Regardless, after over two years and some 34k miles, my smiles/miles are still up there!:thumbup:


----------



## Penguin (Aug 31, 2003)

Flyingman said:


> if I go down the highway at 60mph and the odometer says I actually did 63 miles in an hour.


The easiest comparison which is accurate is to borrow someone's portable GPS unit and use it's speed measurement. GPS speeds are typically extremely accurate.


----------



## ProRail (May 31, 2006)

Flyingman said:


> This is just too high tech for me! But explains why I'm seeing a slight closing of the gap between indicated and actual.
> 
> *So why would speedometer and odometer read different?* i.e. if I go down the highway at 60mph and the odometer says I actually did 63 miles in an hour.
> 
> ...


Different systems.


----------



## Penguin (Aug 31, 2003)

Flyingman said:


> My OBC is notorious for saying my mpg is around 27-28mpg but when I calculate my actual fuel consumed vs miles driven (odometer), I always get the fuelly value below, which is some 1-1.5mpg better.:dunno:


Most MPG computers are not that accurate. While the fuel measurement is quite precise over small intervals for the purpose of controlling combustion, when the data is integrated over time to provide the volume of fuel used over a long period, a fair amount of error can creep in.

To a certain extend the ECM does not have to really know precisely the absolute volume of fuel it is injecting, as it simply uses feedback from the exhaust gases measurement to adjust the fuel trims to provide the right amount... a little bit like nudging the water faucet a little bit to increase or decrease the flow of water out of the garden hose without actually knowing the precise flow rate.
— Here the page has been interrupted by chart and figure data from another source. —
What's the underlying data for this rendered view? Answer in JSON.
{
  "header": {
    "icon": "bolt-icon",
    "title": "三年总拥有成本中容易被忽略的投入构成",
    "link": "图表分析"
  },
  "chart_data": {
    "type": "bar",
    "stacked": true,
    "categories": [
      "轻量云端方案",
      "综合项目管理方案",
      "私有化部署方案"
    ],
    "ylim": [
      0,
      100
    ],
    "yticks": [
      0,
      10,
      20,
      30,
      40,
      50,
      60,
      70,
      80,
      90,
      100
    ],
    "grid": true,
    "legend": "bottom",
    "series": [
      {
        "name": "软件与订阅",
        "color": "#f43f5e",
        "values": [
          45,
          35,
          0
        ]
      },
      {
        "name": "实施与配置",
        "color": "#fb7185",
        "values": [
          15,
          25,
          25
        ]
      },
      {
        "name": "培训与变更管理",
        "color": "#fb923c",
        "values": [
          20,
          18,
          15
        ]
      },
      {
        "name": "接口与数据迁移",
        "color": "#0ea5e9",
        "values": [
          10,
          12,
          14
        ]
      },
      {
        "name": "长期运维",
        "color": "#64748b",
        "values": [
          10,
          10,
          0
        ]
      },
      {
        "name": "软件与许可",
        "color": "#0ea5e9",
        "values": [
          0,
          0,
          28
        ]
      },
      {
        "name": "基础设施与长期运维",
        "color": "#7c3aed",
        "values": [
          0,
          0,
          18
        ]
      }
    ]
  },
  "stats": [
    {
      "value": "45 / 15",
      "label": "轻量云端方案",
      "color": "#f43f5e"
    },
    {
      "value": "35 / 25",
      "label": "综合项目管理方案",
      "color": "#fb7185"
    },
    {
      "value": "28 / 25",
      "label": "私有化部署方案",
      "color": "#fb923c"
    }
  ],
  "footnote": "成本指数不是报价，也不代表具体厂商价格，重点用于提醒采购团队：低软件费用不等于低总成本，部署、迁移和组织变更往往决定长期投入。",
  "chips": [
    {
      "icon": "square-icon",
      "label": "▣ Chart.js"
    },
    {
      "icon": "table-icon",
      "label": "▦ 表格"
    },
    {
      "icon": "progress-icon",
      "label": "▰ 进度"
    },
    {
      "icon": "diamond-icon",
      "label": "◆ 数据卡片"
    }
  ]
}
If the "nudging" required to get the correct sensor readings gets to be too great, you get a MIL and an error code for fuel trim out of range or at the limit.


----------



## bigslickak (Jun 29, 2007)

My 335d is my second BMW, so after about 5+ years of driving these cars, my brain is kind of wired now to subtract 3 mph from what my speedo is showing. It's not that big of deal, now that you know, you'll get used to it and it will become second nature. The problem comes when you drive another car, and you find yourself going 78 mph instead of 75.


----------



## welds1 (Mar 10, 2017)

*Speedometer Difference*

I've noticed the same thing, at 73mph I,m actually doing 65mph. Im not concerned about the speed difference but I was wondering about the odometer. I'd like to know if we are ticking off more miles because of the difference in speed.


----------



## Michael47 (May 9, 2014)

Zombie thread from 2012.

For what it is worth, it is absolutely normal for German vehicles to read 3-4 miles an hour faster on the speedo, although the odo is bang on. This is due to a quirk in German law, I'm told. In any case, both the 1967 BMW 200CS and the 1969 BMW 2002 I owned back in the day, as well as a couple VW buses and our 2001 VW Jetta also do exactly the same. Our 2012 BMW X5 too.

So, to answer your question, @welds1, no, your odometer is not ticking off miles you are not traveling. The speedo is simply "German car fast," and completely normal.


----------



## welds1 (Mar 10, 2017)

Thanks for the reply, I checked the car against my gps yesterday and could see that the miles traveled were on the money. To be more accurate, the speedometer reads 73 mph and the gps reads 70.


----------



## Ozer (Sep 17, 2015)

I actually like it that my x5d is 3mph fast. When those Oh ****!! cop with a laser moments happen im actually going slower than what the dash is showing


----------



## Milliwatt Rob (Aug 27, 2016)

Actual speed is available at the OBD2 port and can be read with an appropriate device. I have a digital Scangauge 2 attached to the port, which I use to provide gauges that BMW left out. Mine is set to display, digitally, mph, voltage, engine water temperature, and instantaneous fuel economy.


----------